In direzione della stella Tauri del Toro, ovvero Alheka, si trova uno degli oggetti più importanti in campo astronomico e nell’astronomia a raggi x: è persino il primo oggetto del Catalogo Messier, M1, meglio nota con il nome Nebulosa del Granchio (approfondimento nel n. 254 con uscita a gennaio).

L’oggetto, dalla forma ad anello, si trova a circa 6500 anni luce dal Sistema Solare ed è ciò che resta dell’esplosione di una Supernova. Materiali ferrosi e gas espulsi dalla stella, Supernova 1054, durante la fase finale della sua vita, un’esplosione in grado di proiettare tutti i propri frammenti a lontanissimo, ancora oggi a velocità che sfiorano i circa 1500 km/s. Oggi il centro della nebulosa ospita ciò che resta della stella esplora, una potente stella di neutroni che ruotando su sé stessa crea l’effetto pulsar.

L’esplosione della supernova 1054 non rimase inosservata. Il 4 luglio del 1054 gli astronomi cinesi furono i primi ad accorgersi del nuovo astro apparso in cielo ed ebbero la fortuna di assistere al bagliore prodotto dall’esplosione per lungo tempo. Visibile persino di giorno grazie ad una magnitudine dell’oggetto compresa tra −7 e −4,5 (per contro Sirio, la stella più luminosa del nostro cielo ha una magnitudine apparante di solo -1.4).

Con così tanti dati a disposizione su questa nebulosa, la Nebulosa Granchio è spesso impiegata dagli astronomi come elemento di calibrazione nell’astronomia a raggi X e negli studi dell’universo alle altissime energie.

M1 può essere individuata facilmente già con un binocolo, o ancor meglio con un telescopio anche amatoriale, dove apparirà come una macchia debole e chiara, ma caratterizzata da una luminosità poco omogenea.

LA COSTELLAZIONE DEL TORO NELLA MITOLOGIA

Il Toro è una delle costellazioni più antiche di cui si trovi traccia. Ben 5.000 anni fa infatti il punto Gamma che indica l’equinozio di primavera, si trovava proprio in questa costellazione, nei pressi della stella Aldebaran.

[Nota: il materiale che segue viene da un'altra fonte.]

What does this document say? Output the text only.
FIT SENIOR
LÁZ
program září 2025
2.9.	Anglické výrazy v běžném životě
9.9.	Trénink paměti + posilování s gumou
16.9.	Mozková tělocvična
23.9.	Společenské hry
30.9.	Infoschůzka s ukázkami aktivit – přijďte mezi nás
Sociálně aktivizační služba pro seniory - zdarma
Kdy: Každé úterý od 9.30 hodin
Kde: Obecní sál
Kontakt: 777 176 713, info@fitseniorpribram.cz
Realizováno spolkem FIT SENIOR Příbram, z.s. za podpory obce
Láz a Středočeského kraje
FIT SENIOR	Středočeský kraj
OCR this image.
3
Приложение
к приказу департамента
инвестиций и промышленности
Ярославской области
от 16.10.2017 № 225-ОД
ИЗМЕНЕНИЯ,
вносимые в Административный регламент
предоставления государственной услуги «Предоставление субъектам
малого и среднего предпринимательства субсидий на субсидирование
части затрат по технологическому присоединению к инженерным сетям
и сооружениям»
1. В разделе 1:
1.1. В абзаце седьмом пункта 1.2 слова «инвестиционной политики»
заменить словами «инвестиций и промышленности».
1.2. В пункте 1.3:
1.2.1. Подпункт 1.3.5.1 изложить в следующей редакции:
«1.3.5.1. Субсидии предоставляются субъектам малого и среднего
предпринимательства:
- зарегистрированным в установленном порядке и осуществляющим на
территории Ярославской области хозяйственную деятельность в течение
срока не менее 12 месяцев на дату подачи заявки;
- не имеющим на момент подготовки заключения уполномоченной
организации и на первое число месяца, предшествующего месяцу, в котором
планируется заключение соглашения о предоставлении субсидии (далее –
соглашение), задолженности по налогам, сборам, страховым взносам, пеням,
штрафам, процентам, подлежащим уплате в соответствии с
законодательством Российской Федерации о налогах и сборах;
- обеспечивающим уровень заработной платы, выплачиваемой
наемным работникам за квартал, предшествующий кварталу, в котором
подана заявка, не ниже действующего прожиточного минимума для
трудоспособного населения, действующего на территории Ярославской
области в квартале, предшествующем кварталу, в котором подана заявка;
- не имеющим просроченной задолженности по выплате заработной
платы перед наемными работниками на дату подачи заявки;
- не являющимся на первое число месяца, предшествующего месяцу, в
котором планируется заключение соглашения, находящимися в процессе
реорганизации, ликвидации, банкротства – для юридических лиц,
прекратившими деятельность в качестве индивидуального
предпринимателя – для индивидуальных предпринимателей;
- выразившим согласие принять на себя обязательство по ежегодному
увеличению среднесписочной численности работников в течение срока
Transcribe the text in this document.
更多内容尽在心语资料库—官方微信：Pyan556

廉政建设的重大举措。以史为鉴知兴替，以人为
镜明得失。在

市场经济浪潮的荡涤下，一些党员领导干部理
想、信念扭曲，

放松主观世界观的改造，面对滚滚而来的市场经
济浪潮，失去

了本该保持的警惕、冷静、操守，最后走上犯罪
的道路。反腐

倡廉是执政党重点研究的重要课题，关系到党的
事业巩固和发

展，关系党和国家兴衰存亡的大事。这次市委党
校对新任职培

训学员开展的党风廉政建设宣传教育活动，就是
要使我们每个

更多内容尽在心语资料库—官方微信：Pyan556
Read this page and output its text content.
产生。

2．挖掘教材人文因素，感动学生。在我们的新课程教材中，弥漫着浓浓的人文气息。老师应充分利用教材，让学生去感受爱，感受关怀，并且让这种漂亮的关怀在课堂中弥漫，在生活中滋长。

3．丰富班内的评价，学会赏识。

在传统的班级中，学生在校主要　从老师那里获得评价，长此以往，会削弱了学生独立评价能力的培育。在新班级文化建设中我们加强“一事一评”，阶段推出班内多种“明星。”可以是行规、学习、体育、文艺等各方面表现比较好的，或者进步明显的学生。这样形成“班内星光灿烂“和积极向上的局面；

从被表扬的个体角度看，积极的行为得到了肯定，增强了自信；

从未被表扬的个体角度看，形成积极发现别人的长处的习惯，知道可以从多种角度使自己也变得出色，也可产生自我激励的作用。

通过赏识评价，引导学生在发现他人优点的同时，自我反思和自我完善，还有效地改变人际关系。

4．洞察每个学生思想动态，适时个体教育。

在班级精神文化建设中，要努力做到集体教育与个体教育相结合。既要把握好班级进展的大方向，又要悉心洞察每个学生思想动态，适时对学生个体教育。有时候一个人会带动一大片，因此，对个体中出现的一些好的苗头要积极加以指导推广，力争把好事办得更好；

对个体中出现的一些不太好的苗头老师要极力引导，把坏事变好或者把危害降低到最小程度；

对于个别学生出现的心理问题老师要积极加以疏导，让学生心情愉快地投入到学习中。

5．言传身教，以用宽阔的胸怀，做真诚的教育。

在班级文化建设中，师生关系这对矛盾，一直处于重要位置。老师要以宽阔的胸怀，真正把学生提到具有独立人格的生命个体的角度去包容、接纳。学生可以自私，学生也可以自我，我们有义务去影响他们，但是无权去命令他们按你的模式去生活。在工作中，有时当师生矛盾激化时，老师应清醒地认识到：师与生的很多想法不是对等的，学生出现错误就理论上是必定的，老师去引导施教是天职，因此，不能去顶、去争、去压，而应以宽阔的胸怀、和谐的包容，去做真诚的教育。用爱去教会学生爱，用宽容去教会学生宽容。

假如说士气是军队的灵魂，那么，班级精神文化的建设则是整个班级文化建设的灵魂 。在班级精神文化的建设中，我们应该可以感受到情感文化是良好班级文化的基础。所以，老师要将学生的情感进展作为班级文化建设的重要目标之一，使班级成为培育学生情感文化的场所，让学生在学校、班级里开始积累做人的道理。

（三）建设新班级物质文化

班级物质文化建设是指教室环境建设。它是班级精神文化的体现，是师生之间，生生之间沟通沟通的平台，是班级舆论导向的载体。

Citazioni si trovano negli scritti dei Sumeri ove la figura zodiacale che assumeva connotazioni mitologiche e si rendeva protagonista di storie d’amore conflittuali. Per gli antichi egiziani invece i tori erano figure mitologiche da venerare.

Nell’antica Grecia il mito del Toro fu associato al Minotauro, frutto del tradimento consumato da Pasifae con il sacro Toro di Creta alle spalle del marito Minosse.

Ma la storia è molto più avvincente. Sembra infatti che Zeus si fosse innamorato della principessa fenicia Europa, decidendo di sedurla a tutti i costi persino tendendole una trappola.

Così, mentre Europa si trovava sulla spiaggia ingenua e spensierata in compagnia delle sue ancelle, vide arrivare un bellissimo toro bianco, animale in cui Zeus nel frattempo si era trasformato per non destare sospetto nella principessa. La fanciulla ignara sulla vera natura dell’animale vi salì in groppa e si fece trasportare vittima quindi inconsapevole di un rapimento. Il toro attraverso i mari galoppando fino a raggiungere l’isola di Creta e solo una volta giunti a destinazione Zeus si manifestò nelle sue sembianze ed abusò di Europa. Unione infelice da cui nacquero: Minosse, Radamanto e Sarpedonte.